Peço desculpa pelo diferimento da resposta, mas não quero deixar passar mais esta oportunidade para me redimir.

Ao António Almeida Felizes
Obrigado pela cortesia com que trata as opiniões diferentes.
É bom conversar, serenamente, com gente informada e civilizada.
Anónimo disse…
Caro António,

Felicito a sua sensatez por preferir a fusão de concelhos em regiões do tamanho de Nuts3, mas noto divergências com o seu editor AAFelizes...
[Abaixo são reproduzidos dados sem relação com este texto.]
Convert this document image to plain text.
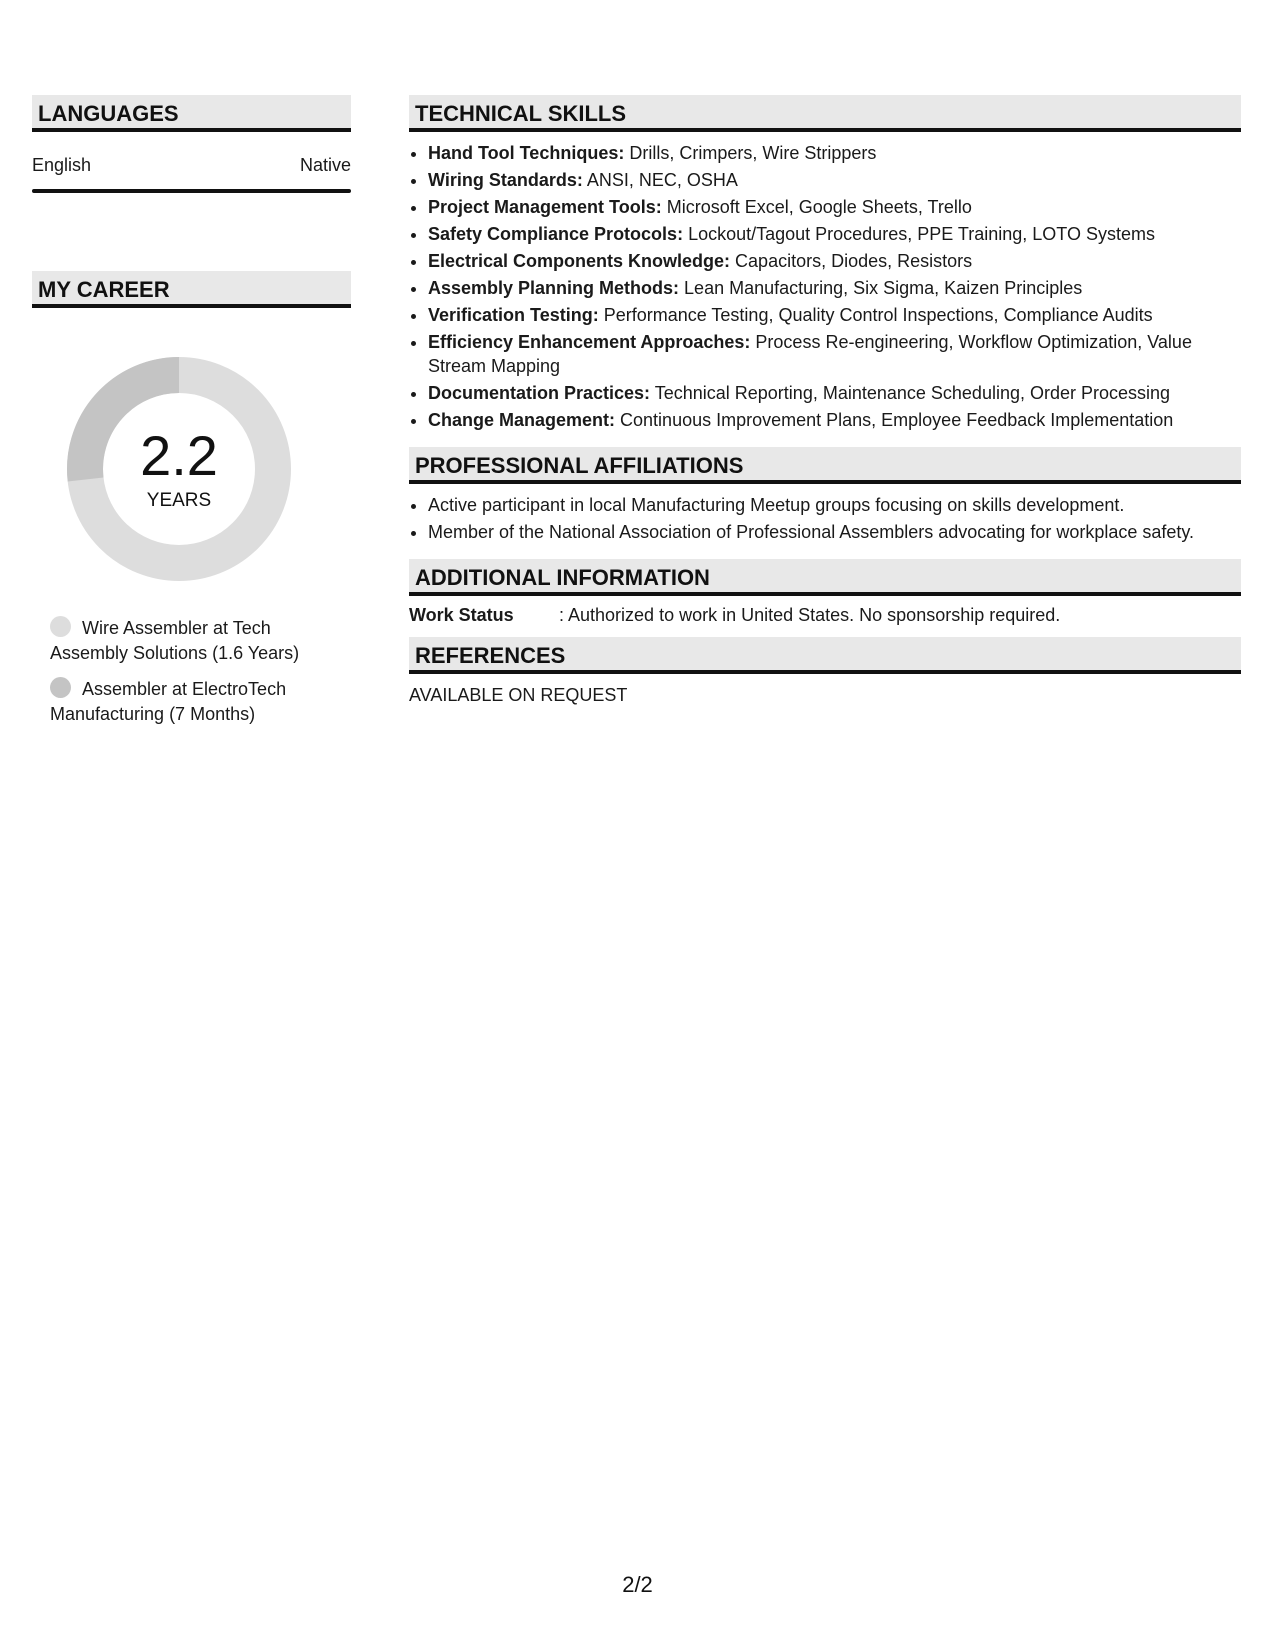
LANGUAGES
English	Native
MY CAREER
2.2
YEARS
Wire Assembler at Tech Assembly Solutions (1.6 Years)
Assembler at ElectroTech Manufacturing (7 Months)
TECHNICAL SKILLS
• Hand Tool Techniques: Drills, Crimpers, Wire Strippers
• Wiring Standards: ANSI, NEC, OSHA
• Project Management Tools: Microsoft Excel, Google Sheets, Trello
• Safety Compliance Protocols: Lockout/Tagout Procedures, PPE Training, LOTO Systems
• Electrical Components Knowledge: Capacitors, Diodes, Resistors
• Assembly Planning Methods: Lean Manufacturing, Six Sigma, Kaizen Principles
• Verification Testing: Performance Testing, Quality Control Inspections, Compliance Audits
• Efficiency Enhancement Approaches: Process Re-engineering, Workflow Optimization, Value Stream Mapping
• Documentation Practices: Technical Reporting, Maintenance Scheduling, Order Processing
• Change Management: Continuous Improvement Plans, Employee Feedback Implementation
PROFESSIONAL AFFILIATIONS
• Active participant in local Manufacturing Meetup groups focusing on skills development.
• Member of the National Association of Professional Assemblers advocating for workplace safety.
ADDITIONAL INFORMATION
Work Status	: Authorized to work in United States. No sponsorship required.
REFERENCES
AVAILABLE ON REQUEST
2/2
Continuo a achar que o caminho mais rápido para se alcançar poder regional é transformar concelhos em mini-regiões, dando-lhes legitimidade democrática e autonomia financeira, captando ainda competências ao poder central. Este não vÊ com bons olhos um processo desta natureza, porque percebe que perderia poder. Prefere a fragumentação por 300 concelhos.

Paulo Vaz
Anónimo disse…
Creio que hoje, ou melhor, desde o "maldito" referendo, que os opositores da regionalização agitam duas bandeiras, distintas, mas complementares.
1 - A coesão territorial, utilizando os maus exemplos de Espanha, para se escudarem. Têm razão? Provavelmente, não. Mas o argumento tem pegado.
2 - Os custos da regionalização. Os regionalistas ainda não conseguiram chegar a acordo sobre um projecto de regionalização. Muito menos tentam demonstrar que a "dita" não ia ser mais um sorvedouro de dinheiro, sem qualquer benefício para o cidadão.
E o "povinho" desconfia. E tem razão. Os políticos arredondam sempre por cima. Os Deputados na AR são 180 ou 230? Claro que o número mais alto. Se o país está em crise porque não se mandam 50 deputados para os supranumerários, em 2009? E com 180 continuavamos a cumprir a constituição.
Al Cardoso disse…
Concordo plenamente com a reducao de deputados, ja agora porque nao irmos para um numero no meio dos dois, que tal 200.
Quanto a agregacao de varios concelhos de acordo com as NUTS 3 nao creio que seria o melhor caminho, porque embora os cidadaos nunca se tenham identificado muito com os distritos, o mesmo ja se nao pode dizer com os concelhos, pois as pessoas nunca veriam com bons olhos a extincao de concelhos, alguns deles mais antigos que a propria nacionalidade. Se a ideia principal esta na reducao da despesa, porque nao redimencionar a despesa de acordo com o tamanho do respectivo concelho, por exemplo aonde se justifica que um concelho com por exemplo 12000 habitantes tenha a mesma quantidade de vareadores que outro com 3000?
Anónimo disse…
mas que já existem as Nuts 2, que funcionam como regiões para alguns efeitos, e são reconhecidas como regiões pela UE, para quê complicar??? Enfim...
Al Cardoso disse…
Eu estou de acordo que embora com pequenos ajustamentos geograficos, as regioes deviam mais ou menos coincidir com as NUT 2, realmente cinco regioes fariam muito mais sentido, que outras hipoteses passadas.
Caro amigo Félix, registo com muito agrado que esta discussão "intersticial" (no tempo das nossas ocupações, sobretudo com as tarefas mais recentes...) esteja a aproximar as nossas opiniões sobre a Regionalização!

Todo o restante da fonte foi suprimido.